Sémiologie sonore pour l'analyse spatiale et la représentation cartographique
Directeurs de thèse : JOSSELIN Didier & ALTMAN Eitan
Membres extérieurs du comité de thèse : BONIN Olivier , BRESSON Jean
1. Laboratoire d'Informatique d'Avignon (LIA), Avignon 2. IFSTTAR – AME-LVMT Champs sur Marne, Marne la Vallée 3. UMR ESPACE, Avignon didier.josselin@univ-avignon.fr 4. IRCAM, Paris 5. INRIA, Sophia-Antipolis
MOTS-CLÉS : CARTOGRAPHIE, MUSIQUE, GEOMATIQUE, ANALYSE SPATIALE, COMPOSITIONS, PARTITIONS
Résumé : La recherche proposée consiste à poser les fondations d'une sémiologie pour la représentation cartographique qui ne soit plus basée exclusivement sur la graphique, mais sur le son, voire la musique au sens large. Cette recherche est fondamentale puisqu'elle doit appréhender la dialectique entre la méthodologie cartographiquee et la théorie de la musique, en appréhendant ce que la carte apporte à la musique et réciproquement, en dégageant les différentes dimensions partagées par les deux approches. Potentiellement, elle a aussi une portée pratique, puisqu'elle peut, d'une part, améliorer la compréhension de la lecture de la carte en ajoutant l'audition à la vue dans les processus d'analyse spatiale de données géographiques. Elle peut, à terme, déboucher sur des applications de reconnaissance dynamique d'environnement par des personnes malvoyantes ou à mobilité réduite, via les cartes mentales. Ce sujet de recherche est ouvert à différentes disciplines, comme la géographie (géomatique notamment), les sciences de l'information et de la communication, musicologie, sciences cognitives.

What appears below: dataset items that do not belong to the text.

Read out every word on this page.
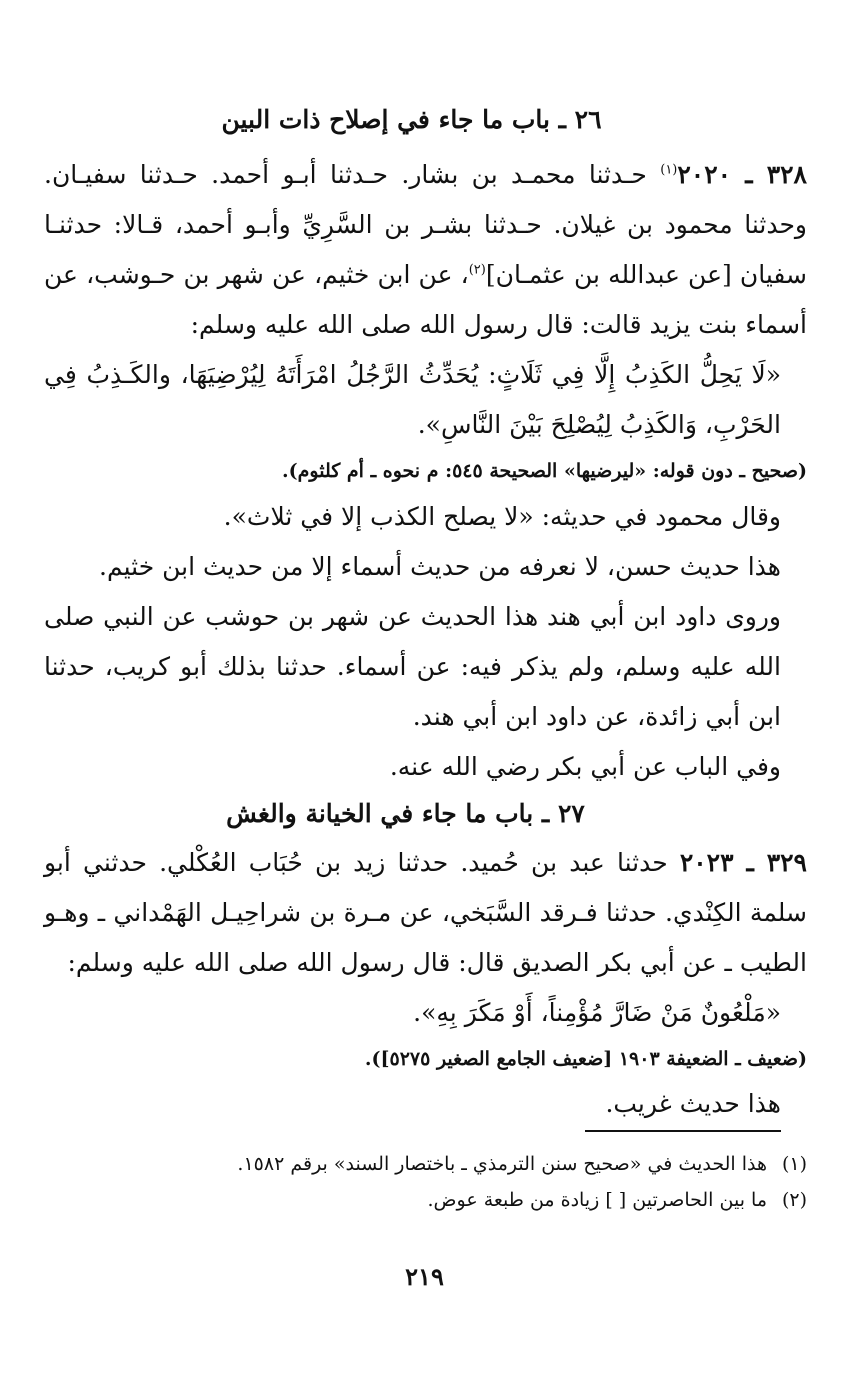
٢٦ ـ باب ما جاء في إصلاح ذات البين

٣٢٨ ـ ٢٠٢٠$^{(١)}$ حـدثنا محمـد بن بشار. حـدثنا أبـو أحمد. حـدثنا سفيـان. وحدثنا محمود بن غيلان. حـدثنا بشـر بن السَّرِيِّ وأبـو أحمد، قـالا: حدثنـا سفيان [عن عبدالله بن عثمـان]$^{(٢)}$، عن ابن خثيم، عن شهر بن حـوشب، عن أسماء بنت يزيد قالت: قال رسول الله صلى الله عليه وسلم:

«لَا يَحِلُّ الكَذِبُ إِلَّا فِي ثَلَاثٍ: يُحَدِّثُ الرَّجُلُ امْرَأَتَهُ لِيُرْضِيَهَا، والكَـذِبُ فِي الحَرْبِ، وَالكَذِبُ لِيُصْلِحَ بَيْنَ النَّاسِ».

(صحيح ـ دون قوله: «ليرضيها» الصحيحة ٥٤٥: م نحوه ـ أم كلثوم).

وقال محمود في حديثه: «لا يصلح الكذب إلا في ثلاث».

هذا حديث حسن، لا نعرفه من حديث أسماء إلا من حديث ابن خثيم.

وروى داود ابن أبي هند هذا الحديث عن شهر بن حوشب عن النبي صلى الله عليه وسلم، ولم يذكر فيه: عن أسماء. حدثنا بذلك أبو كريب، حدثنا ابن أبي زائدة، عن داود ابن أبي هند.

وفي الباب عن أبي بكر رضي الله عنه.

٢٧ ـ باب ما جاء في الخيانة والغش

٣٢٩ ـ ٢٠٢٣ حدثنا عبد بن حُميد. حدثنا زيد بن حُبَاب العُكْلي. حدثني أبو سلمة الكِنْدي. حدثنا فـرقد السَّبَخي، عن مـرة بن شراحِيـل الهَمْداني ـ وهـو الطيب ـ عن أبي بكر الصديق قال: قال رسول الله صلى الله عليه وسلم:

«مَلْعُونٌ مَنْ ضَارَّ مُؤْمِناً، أَوْ مَكَرَ بِهِ».

(ضعيف ـ الضعيفة ١٩٠٣ [ضعيف الجامع الصغير ٥٢٧٥]).

هذا حديث غريب.

(١)هذا الحديث في «صحيح سنن الترمذي ـ باختصار السند» برقم ١٥٨٢.

(٢)ما بين الحاصرتين [ ] زيادة من طبعة عوض.

٢١٩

1. Contexte et rationalité
Depuis les travaux précurseurs de J. Bertin (1975) en sémiologie graphique, la cartographie a largement évolué (Escobar et al., 2008) sur deux aspects en particulier : l'interactivité et l'accessibilité en ligne. On parle depuis quelques années de cartographie en mouvement (Mac Eachren, 1995, Josselin & Fabrikant, 2003), c'est à dire animée, multimédia (notamment en ligne) ou interactive (Cartwright et al, 2007).
La cartographie peut être descriptive, dans le sens où elle sert à observer des phénomènes se déroulant dans le temps. Mais elle devient rapidement exploratoire, voire se dote d'un pouvoir explicatif, par la capacité de ses outils à mettre en interaction différentes dimensions ou points de vue. À ce titre, l'analyse spatiale exploratoire (Andrienko, 2006) s'est largement développée et ouvre de vastes horizons scientifiques, technologiques et d'usage. En lien direct avec les cartes et la géographie, les graphiques et les indices statistiques constituent en effet autant de résumés des données, prises dans leur ensemble ou via des sélections appropriées. Ces méthodes d'analyse constituent de puissants outils d'investigation ou de fouille de données spatiales.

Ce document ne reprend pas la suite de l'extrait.